Friday, January 10, 2020

Not only "bad guys" shoot down commercial airliners

Agent 3 e-mail to chastise me for mentioning in my coda to yesterday's piece on the apparent shooting down of Ukrainian International Airlines flight PS752 by an Iranian missile, only the downing of Korean Airlines KAL007 by Soviet air forces. Agent 3 reminds me of two even worse "incidents", and possibly a third.

How quickly we forget [YOU forgot! Ed.] the crash of Malaysian Airlines flight MH17, which crashed in July of 2017 near the border of Russia and Ukraine. The B777 -- a bigger plane than the B737-800 -- was supposedly flying at 10,000 metres (33,000 feet), at which altitude it could only have been hit by a large and sophisticated surface-to-air missile, probably the same Russian-built Tor-M1 missile system used by the Iranian military. See "Russian Missile System Suspected of Bringing Down Ukraine Airliner: Short Range, Fast and Deadly", Moscow Times, 10/1/20.

Who did that? The government of Vladimir Putin is keeping shtum, but the prime suspects were and remain the Ukrainian rebels, backed by Russia, trying to separate the eastern Ukraine from the motherland. Whoever did the dirty deed must surely have made a horrible mistake, firing on a civilian airliner. Right?

That tragedy was preceded, nine years earlier, by the shooting down of Iran Air flight IR655. On 3 July 1988 the Airbus A300 was en route from Tehran to Dubai when it was hit by an SM-2MR surface-to-air missile fired from... wait for it... USS Vincennes, a guided-missile cruiser of the United States Navy. The aircraft was destroyed and all 290 pax and crew were killed.

The large jet was hit while flying over Iran's territorial waters in the Persian Gulf, along the flight's usual route, shortly after departing Bandar Abbas International Airport, the flight's stopover location. The Vincennes had entered Iranian territory after one of its helicopters drew warning fire from Iranian speedboats operating within Iranian territorial limits. According to the American government, the Vincennes crew mistook the Airbus for an F-14 Tomcat, an American-made jet fighter that had been part of the Iranian Air Force inventory since the 1970s. Rather a glaring error.

The US Navy claimed the Vincennes made ten attempts to contact the aircraft on both military and civilian radio frequencies, but received no response. The Iranian government said the cruiser negligently shot down the aircraft, which was transmitting IFF squawks in Mode III, a signal that identified it as a civilian aircraft, and not Mode II as used by Iranian military aircraft.

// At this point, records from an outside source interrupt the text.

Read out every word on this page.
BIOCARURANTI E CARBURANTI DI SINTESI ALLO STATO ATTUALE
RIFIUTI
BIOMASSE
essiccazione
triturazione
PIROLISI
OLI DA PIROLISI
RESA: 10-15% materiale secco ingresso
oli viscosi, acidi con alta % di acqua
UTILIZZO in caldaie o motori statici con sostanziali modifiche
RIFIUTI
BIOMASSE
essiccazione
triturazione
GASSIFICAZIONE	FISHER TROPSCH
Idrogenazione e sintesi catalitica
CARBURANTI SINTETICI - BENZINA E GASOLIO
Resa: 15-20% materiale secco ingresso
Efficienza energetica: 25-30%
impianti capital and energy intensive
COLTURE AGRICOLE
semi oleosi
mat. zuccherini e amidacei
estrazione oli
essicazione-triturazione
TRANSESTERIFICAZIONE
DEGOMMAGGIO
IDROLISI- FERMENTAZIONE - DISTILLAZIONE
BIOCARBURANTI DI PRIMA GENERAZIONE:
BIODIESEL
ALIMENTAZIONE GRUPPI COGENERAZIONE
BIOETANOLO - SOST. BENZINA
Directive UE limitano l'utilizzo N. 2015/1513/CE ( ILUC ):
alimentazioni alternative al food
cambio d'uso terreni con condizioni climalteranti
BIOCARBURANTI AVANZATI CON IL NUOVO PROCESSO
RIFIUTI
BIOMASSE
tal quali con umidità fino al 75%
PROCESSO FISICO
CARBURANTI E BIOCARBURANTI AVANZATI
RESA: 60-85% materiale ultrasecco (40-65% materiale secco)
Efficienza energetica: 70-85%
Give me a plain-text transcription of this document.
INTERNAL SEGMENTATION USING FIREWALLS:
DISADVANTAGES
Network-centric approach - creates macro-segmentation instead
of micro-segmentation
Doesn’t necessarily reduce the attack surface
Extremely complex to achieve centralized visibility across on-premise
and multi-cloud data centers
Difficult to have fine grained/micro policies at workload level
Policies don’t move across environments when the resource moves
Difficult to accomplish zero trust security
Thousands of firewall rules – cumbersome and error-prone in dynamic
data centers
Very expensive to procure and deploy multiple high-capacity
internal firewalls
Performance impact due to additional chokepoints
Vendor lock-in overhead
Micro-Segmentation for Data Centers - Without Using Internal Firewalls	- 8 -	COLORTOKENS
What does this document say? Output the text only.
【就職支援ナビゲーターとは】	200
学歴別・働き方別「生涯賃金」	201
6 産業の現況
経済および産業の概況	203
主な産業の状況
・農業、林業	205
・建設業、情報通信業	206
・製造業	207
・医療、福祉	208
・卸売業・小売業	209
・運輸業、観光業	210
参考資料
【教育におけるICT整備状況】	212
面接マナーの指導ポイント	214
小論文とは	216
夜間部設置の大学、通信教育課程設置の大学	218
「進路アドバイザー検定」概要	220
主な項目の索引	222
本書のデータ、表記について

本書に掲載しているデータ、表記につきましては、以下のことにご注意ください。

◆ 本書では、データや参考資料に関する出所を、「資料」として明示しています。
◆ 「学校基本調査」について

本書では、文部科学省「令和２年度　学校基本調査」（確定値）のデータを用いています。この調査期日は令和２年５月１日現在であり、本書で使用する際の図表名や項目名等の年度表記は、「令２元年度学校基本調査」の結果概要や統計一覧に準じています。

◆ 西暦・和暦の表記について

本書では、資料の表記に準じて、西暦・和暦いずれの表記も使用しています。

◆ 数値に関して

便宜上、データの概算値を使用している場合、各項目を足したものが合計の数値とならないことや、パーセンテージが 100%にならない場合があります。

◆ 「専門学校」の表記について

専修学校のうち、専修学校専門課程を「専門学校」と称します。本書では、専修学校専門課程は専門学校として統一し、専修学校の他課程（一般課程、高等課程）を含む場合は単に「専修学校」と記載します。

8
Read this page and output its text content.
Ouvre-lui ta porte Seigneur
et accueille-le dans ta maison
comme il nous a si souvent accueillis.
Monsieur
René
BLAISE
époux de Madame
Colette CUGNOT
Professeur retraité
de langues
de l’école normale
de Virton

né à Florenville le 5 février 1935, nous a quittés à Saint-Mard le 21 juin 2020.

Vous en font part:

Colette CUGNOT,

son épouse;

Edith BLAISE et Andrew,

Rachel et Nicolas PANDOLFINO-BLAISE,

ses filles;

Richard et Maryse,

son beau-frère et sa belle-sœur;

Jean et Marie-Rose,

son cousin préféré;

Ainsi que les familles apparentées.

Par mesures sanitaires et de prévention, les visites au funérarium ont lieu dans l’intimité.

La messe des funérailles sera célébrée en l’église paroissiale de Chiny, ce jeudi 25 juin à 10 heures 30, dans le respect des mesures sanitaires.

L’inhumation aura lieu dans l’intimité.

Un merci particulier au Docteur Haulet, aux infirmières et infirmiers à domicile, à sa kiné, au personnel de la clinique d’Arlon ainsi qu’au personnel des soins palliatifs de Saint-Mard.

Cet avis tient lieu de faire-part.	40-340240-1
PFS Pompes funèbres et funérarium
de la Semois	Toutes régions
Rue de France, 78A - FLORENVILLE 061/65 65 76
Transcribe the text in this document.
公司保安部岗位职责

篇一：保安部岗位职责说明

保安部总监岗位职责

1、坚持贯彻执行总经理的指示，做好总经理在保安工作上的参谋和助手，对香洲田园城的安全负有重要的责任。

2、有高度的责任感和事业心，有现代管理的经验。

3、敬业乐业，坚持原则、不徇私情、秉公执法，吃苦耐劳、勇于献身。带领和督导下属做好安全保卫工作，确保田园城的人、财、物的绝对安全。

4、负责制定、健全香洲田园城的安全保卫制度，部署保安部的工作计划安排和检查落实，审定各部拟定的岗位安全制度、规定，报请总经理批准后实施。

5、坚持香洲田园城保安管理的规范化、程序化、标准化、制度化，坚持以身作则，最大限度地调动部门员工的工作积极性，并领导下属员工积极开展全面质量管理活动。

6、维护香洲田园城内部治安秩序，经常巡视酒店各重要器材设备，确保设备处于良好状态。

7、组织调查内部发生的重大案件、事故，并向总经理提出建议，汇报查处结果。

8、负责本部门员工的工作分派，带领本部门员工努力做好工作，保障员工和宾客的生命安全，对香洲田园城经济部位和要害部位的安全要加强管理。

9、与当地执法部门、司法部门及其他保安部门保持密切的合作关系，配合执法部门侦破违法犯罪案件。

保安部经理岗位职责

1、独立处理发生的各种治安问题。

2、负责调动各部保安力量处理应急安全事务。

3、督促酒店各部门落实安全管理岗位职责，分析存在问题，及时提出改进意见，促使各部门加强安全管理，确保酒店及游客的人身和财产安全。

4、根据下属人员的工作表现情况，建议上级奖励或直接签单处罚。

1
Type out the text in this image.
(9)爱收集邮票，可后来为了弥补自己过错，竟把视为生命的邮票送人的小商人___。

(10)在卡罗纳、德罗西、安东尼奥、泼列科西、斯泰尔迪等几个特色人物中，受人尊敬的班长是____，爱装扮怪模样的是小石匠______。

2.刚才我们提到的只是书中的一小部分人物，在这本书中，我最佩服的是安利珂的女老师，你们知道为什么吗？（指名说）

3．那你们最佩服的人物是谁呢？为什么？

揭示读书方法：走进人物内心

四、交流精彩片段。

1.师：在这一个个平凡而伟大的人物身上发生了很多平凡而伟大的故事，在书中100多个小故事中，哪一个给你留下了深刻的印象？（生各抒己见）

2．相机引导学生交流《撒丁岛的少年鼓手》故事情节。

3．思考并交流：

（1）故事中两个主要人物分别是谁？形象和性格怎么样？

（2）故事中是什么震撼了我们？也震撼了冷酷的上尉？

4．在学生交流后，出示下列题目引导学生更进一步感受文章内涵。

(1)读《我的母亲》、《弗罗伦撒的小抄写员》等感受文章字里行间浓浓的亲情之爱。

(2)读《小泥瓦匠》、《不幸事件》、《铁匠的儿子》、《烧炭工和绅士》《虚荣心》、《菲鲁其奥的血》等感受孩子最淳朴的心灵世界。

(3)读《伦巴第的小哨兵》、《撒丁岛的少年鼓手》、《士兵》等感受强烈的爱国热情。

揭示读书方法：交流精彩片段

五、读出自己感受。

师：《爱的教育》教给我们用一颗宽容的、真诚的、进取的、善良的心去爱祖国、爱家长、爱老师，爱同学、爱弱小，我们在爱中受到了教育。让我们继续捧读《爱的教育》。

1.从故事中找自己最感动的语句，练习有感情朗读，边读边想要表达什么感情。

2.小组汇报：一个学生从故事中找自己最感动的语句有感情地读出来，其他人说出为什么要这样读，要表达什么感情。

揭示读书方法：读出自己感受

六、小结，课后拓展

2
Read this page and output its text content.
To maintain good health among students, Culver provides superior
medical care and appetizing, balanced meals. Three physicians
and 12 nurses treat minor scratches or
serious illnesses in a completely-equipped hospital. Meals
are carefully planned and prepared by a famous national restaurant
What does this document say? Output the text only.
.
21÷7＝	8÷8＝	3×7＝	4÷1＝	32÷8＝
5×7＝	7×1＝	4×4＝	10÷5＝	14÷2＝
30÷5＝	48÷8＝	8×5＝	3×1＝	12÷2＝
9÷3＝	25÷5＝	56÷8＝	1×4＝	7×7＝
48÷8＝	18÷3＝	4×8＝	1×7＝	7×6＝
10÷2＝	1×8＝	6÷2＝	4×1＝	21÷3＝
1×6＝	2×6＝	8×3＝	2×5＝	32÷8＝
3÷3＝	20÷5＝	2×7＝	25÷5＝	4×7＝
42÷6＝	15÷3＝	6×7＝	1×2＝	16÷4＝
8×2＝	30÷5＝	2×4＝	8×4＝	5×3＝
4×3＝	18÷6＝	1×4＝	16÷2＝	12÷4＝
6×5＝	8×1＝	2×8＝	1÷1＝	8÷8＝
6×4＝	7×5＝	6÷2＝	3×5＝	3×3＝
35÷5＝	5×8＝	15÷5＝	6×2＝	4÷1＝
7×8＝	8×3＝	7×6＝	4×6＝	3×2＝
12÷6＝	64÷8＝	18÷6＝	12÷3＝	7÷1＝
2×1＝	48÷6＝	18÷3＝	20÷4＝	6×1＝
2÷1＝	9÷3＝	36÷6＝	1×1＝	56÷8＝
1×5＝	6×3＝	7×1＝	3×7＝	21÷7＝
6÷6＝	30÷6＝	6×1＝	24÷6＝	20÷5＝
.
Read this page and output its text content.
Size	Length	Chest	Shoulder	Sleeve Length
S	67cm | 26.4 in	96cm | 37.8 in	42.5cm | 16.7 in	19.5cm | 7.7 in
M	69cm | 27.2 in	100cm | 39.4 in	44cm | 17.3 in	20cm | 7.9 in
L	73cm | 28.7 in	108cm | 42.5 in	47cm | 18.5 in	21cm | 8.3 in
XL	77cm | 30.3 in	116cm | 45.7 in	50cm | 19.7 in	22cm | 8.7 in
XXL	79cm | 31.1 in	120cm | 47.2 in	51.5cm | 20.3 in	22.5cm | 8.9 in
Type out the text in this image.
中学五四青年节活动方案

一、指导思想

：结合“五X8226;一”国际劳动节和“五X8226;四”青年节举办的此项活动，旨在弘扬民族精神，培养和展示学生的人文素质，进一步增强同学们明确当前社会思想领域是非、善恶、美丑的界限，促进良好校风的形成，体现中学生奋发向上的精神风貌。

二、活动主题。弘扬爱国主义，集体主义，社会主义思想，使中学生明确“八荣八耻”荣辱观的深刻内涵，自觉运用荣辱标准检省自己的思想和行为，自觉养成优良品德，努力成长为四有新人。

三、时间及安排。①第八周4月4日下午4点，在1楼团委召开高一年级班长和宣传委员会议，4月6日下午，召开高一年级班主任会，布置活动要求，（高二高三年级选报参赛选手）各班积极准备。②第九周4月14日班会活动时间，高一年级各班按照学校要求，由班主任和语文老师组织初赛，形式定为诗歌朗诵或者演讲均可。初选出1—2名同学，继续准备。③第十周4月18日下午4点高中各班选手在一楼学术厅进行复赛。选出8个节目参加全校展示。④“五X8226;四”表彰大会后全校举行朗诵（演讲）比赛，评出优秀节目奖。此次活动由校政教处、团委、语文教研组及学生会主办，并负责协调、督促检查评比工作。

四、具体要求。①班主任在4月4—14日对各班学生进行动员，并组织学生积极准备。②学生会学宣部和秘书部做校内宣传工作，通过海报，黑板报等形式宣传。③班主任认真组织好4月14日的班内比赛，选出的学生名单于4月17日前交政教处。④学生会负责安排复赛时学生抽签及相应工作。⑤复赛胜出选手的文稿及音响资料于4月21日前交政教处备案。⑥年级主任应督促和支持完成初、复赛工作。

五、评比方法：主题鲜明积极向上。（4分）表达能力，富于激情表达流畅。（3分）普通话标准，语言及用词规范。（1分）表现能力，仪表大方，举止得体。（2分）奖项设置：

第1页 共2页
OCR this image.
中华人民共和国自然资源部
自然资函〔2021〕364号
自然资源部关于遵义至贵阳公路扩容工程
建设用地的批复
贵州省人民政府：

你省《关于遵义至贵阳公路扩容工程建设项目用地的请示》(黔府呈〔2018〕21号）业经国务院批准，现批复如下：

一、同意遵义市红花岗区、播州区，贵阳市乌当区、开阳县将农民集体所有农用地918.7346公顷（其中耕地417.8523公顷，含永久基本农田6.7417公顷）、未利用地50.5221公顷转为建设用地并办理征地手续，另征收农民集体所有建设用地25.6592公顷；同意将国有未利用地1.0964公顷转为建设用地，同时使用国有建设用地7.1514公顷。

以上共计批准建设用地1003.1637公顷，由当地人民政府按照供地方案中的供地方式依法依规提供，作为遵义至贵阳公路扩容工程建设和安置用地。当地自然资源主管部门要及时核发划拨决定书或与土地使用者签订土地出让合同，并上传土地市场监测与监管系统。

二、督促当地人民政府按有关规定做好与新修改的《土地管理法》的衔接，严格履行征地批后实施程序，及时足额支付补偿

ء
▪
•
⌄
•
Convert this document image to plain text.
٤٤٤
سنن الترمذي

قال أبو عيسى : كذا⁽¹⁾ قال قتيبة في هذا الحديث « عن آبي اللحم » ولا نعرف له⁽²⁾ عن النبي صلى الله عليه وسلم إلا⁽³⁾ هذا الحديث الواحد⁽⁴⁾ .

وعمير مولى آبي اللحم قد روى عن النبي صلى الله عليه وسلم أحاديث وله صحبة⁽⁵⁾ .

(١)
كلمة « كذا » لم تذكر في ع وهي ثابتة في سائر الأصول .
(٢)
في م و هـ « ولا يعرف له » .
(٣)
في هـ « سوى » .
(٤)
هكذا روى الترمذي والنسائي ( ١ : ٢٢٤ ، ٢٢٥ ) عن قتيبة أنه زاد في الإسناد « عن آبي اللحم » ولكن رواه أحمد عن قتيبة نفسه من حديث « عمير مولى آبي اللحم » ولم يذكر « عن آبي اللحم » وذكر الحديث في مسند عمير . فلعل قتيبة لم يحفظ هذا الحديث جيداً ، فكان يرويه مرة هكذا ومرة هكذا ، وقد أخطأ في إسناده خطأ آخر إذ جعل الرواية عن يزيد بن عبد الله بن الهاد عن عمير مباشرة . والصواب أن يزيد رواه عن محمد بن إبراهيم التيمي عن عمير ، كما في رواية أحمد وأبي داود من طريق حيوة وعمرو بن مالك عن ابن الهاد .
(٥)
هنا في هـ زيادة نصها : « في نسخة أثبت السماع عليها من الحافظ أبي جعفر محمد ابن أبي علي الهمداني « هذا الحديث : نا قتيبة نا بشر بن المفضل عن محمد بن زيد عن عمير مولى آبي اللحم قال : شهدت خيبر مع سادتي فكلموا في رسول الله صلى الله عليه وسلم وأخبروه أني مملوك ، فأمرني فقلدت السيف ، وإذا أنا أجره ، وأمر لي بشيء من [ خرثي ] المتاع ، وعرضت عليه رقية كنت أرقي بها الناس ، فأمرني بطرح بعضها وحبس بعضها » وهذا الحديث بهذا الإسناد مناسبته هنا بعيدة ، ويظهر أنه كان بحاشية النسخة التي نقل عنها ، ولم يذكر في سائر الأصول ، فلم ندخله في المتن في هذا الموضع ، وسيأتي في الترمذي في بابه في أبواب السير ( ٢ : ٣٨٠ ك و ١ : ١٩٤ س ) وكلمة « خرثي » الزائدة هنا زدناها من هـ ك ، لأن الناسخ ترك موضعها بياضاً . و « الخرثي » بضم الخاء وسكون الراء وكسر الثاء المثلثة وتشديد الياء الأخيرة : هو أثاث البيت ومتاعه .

The event generated a great deal of criticism of the Paranoid States of America, and particularly Vincennes captain William C. Rogers III, for "overly aggressive behaviour in a tense and dangerous environment." Walt expects to hear phrases like that a lot, in the aftermath of this week's tragedy. In the days immediately following the incident, President Ronald Reagan issued a written diplomatic note to the Iranian government, expressing deep regret. Walt expects a similar note to be issued by the mad mullahs of the Iranian government, any minute now.

To round out this list, let's not forget Malaysian Airlines flight MH370, a B777 which vanished into thin air... or deep water... five years ago this coming March, with 239 souls aboard, now presumed dead. The Malaysian government declared the loss an accident, but no-one has yet been able to say for sure what happened to the large airliner. I continue to believe that the plane was shot down by either Indian or (more likely) American forces operating from the US military base on Diego Suarez. That would have been an accident... of course.